El cuarteto de cuerda Meta4 durante su actuación en el Festival. / Carlos Gil

El Patio de los Arrayanes, espacio habitual para la música de cámara, acogió ayer el recital del Cuarteto Meta4. Esta formación finlandesa es un claro ejemplo del buen nivel interpretativo que hay en el panorama europeo actual. Con una sonoridad perfecta y un sentido melódico bien concebido, ofreció un programa centrado en el repertorio camerístico romántico, completado con una mirada a la contemporaneidad.

La primera parte del concierto estuvo dedicada a dos mujeres compositoras, línea temática destacada en el Festival de este año. En primer lugar, se interpretó el Cuarteto de cuerda en mi bemol mayor de Fanny Mendelssohn-Hensel, hermana de Félix y representante de los usos musicales domésticos en una época en la que la composición femenina se consideraba equívocamente como una actividad diletante. Aún así, la producción que ha pervivido de Mendelssohn demuestran no sólo la profunda formación musical que obtuvo sino además su riqueza creativa.

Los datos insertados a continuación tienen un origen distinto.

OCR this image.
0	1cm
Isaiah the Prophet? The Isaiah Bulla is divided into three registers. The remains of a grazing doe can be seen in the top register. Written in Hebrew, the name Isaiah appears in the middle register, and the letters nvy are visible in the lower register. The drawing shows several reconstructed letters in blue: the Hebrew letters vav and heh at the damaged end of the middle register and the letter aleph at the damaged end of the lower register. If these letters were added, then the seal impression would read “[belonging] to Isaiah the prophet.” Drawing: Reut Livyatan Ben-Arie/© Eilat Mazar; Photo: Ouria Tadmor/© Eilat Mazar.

La interpretación de este cuarteto de Fanny Mendelssohn por parte de Meta4 fue una lección de claridad y diseño motivico; cada uno de los componentes delineó con gusto y presencia su discurso melódico, muy compartido en la partitura entre los cuatro instrumentos. El equilibrio de todas las partes y la sonoridad tan conseguida estuvieron puestos al servicio del carácter romántico de la obra.

La primera parte se completó con una magistral interpretación de Terra Memoria, un cuarteto de cuerda de la compositora finlandesa Kaija Saariaho. Esta pieza de un único movimiento requiere recursos expresivos bastante sutiles y complejos en la interpretación, dificultades sobradamente resueltas por Meta4, cuyos cuatro miembros demostraron no sólo el dominio de cada instrumento sino además una versatilidad considerable al abordar dos estilos tan diferentes con semejantes altas cotas de calidad.

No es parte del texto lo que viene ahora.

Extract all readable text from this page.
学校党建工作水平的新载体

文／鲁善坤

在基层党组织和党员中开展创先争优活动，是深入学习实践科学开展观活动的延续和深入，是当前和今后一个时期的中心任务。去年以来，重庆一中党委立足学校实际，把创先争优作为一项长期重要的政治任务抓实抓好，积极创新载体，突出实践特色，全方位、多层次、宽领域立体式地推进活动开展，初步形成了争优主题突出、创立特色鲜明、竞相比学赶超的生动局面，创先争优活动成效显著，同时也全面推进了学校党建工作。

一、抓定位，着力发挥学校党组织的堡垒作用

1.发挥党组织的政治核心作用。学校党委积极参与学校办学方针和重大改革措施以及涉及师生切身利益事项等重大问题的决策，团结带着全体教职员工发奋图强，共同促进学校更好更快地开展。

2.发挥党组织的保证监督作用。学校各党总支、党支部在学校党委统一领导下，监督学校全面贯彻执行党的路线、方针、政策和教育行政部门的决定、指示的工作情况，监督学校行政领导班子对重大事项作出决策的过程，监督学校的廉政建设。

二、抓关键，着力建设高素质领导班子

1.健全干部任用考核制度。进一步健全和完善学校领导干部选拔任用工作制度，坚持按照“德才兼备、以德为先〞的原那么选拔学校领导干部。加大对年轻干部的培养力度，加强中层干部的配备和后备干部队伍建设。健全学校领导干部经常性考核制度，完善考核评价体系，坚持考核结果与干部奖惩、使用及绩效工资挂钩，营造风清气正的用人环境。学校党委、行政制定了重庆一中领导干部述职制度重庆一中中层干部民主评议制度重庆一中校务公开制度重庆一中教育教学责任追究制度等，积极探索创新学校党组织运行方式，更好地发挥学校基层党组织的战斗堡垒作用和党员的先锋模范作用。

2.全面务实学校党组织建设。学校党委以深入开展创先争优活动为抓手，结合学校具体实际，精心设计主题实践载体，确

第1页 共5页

La formación finlandesa tocó en el Patio de los Arrayanes, un entorno privilegiado. La formación finlandesa tocó en el Patio de los Arrayanes, un entorno privilegiado.

La formación finlandesa tocó en el Patio de los Arrayanes, un entorno privilegiado. / Carlos Gil

La segunda parte del concierto se dedicó por completo al Cuarteto de cuerda en la mayor op. 41/3 de Schumann. Igualmente complejo en estilo y exigente técnicamente, mantuvo en todo momento un discurso coherente y con tensión. Cada movimiento fue abordado con un tempo muy acertado y un juego de dinámicas internas apropiado para la correcta comprensión de la obra.

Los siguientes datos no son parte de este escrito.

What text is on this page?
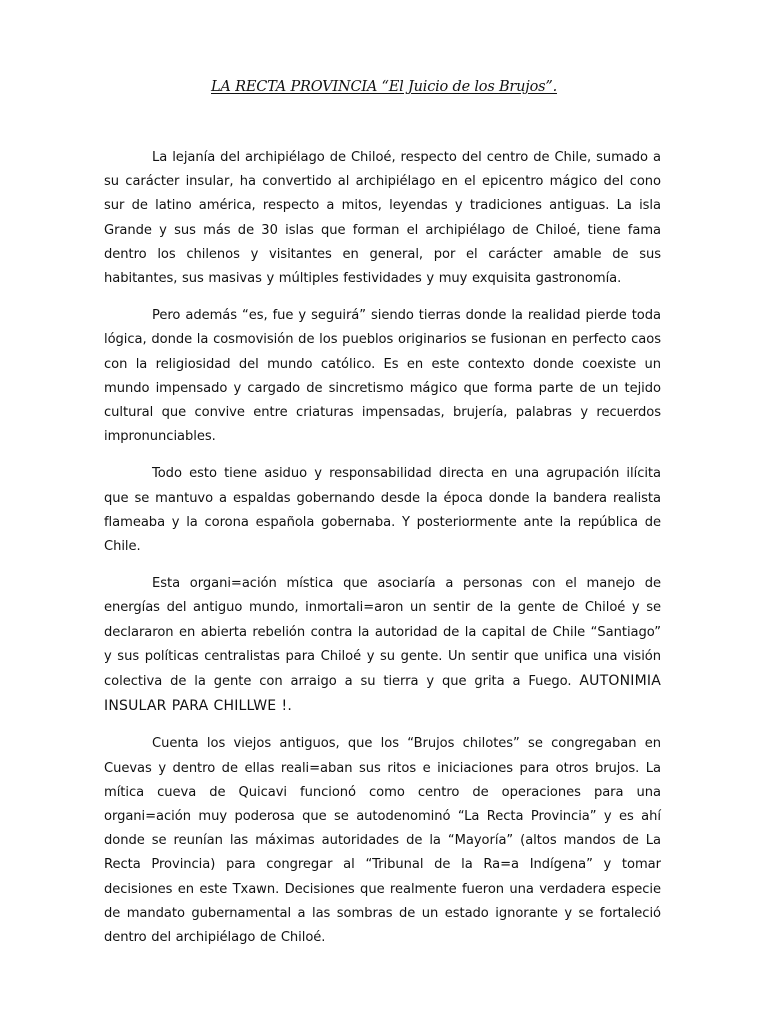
LA RECTA PROVINCIA “El Juicio de los Brujos”.

La lejanía del archipiélago de Chiloé, respecto del centro de Chile, sumado a su carácter insular, ha convertido al archipiélago en el epicentro mágico del cono sur de latino américa, respecto a mitos, leyendas y tradiciones antiguas. La isla Grande y sus más de 30 islas que forman el archipiélago de Chiloé, tiene fama dentro los chilenos y visitantes en general, por el carácter amable de sus habitantes, sus masivas y múltiples festividades y muy exquisita gastronomía.

Pero además “es, fue y seguirá” siendo tierras donde la realidad pierde toda lógica, donde la cosmovisión de los pueblos originarios se fusionan en perfecto caos con la religiosidad del mundo católico. Es en este contexto donde coexiste un mundo impensado y cargado de sincretismo mágico que forma parte de un tejido cultural que convive entre criaturas impensadas, brujería, palabras y recuerdos impronunciables.

Todo esto tiene asiduo y responsabilidad directa en una agrupación ilícita que se mantuvo a espaldas gobernando desde la época donde la bandera realista flameaba y la corona española gobernaba. Y posteriormente ante la república de Chile.

Esta organi=ación mística que asociaría a personas con el manejo de energías del antiguo mundo, inmortali=aron un sentir de la gente de Chiloé y se declararon en abierta rebelión contra la autoridad de la capital de Chile “Santiago” y sus políticas centralistas para Chiloé y su gente. Un sentir que unifica una visión colectiva de la gente con arraigo a su tierra y que grita a Fuego. AUTONIMIA INSULAR PARA CHILLWE !.

Cuenta los viejos antiguos, que los “Brujos chilotes” se congregaban en Cuevas y dentro de ellas reali=aban sus ritos e iniciaciones para otros brujos. La mítica cueva de Quicavi funcionó como centro de operaciones para una organi=ación muy poderosa que se autodenominó “La Recta Provincia” y es ahí donde se reunían las máximas autoridades de la “Mayoría” (altos mandos de La Recta Provincia) para congregar al “Tribunal de la Ra=a Indígena” y tomar decisiones en este Txawn. Decisiones que realmente fueron una verdadera especie de mandato gubernamental a las sombras de un estado ignorante y se fortaleció dentro del archipiélago de Chiloé.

Es evidente el profundo trabajo estilístico y técnico de los miembros de Meta4 a la hora de abordar el repertorio, con un alto nivel de exigencia que se hacen patentes en una interpretación impecable. La prolongada ovación del público asistente, encantado con la música y la imagen mágica del entorno artístico, persuadió al cuarteto a ofrecer, fuera de programa, una bella pieza perteneciente al folklore finlandés.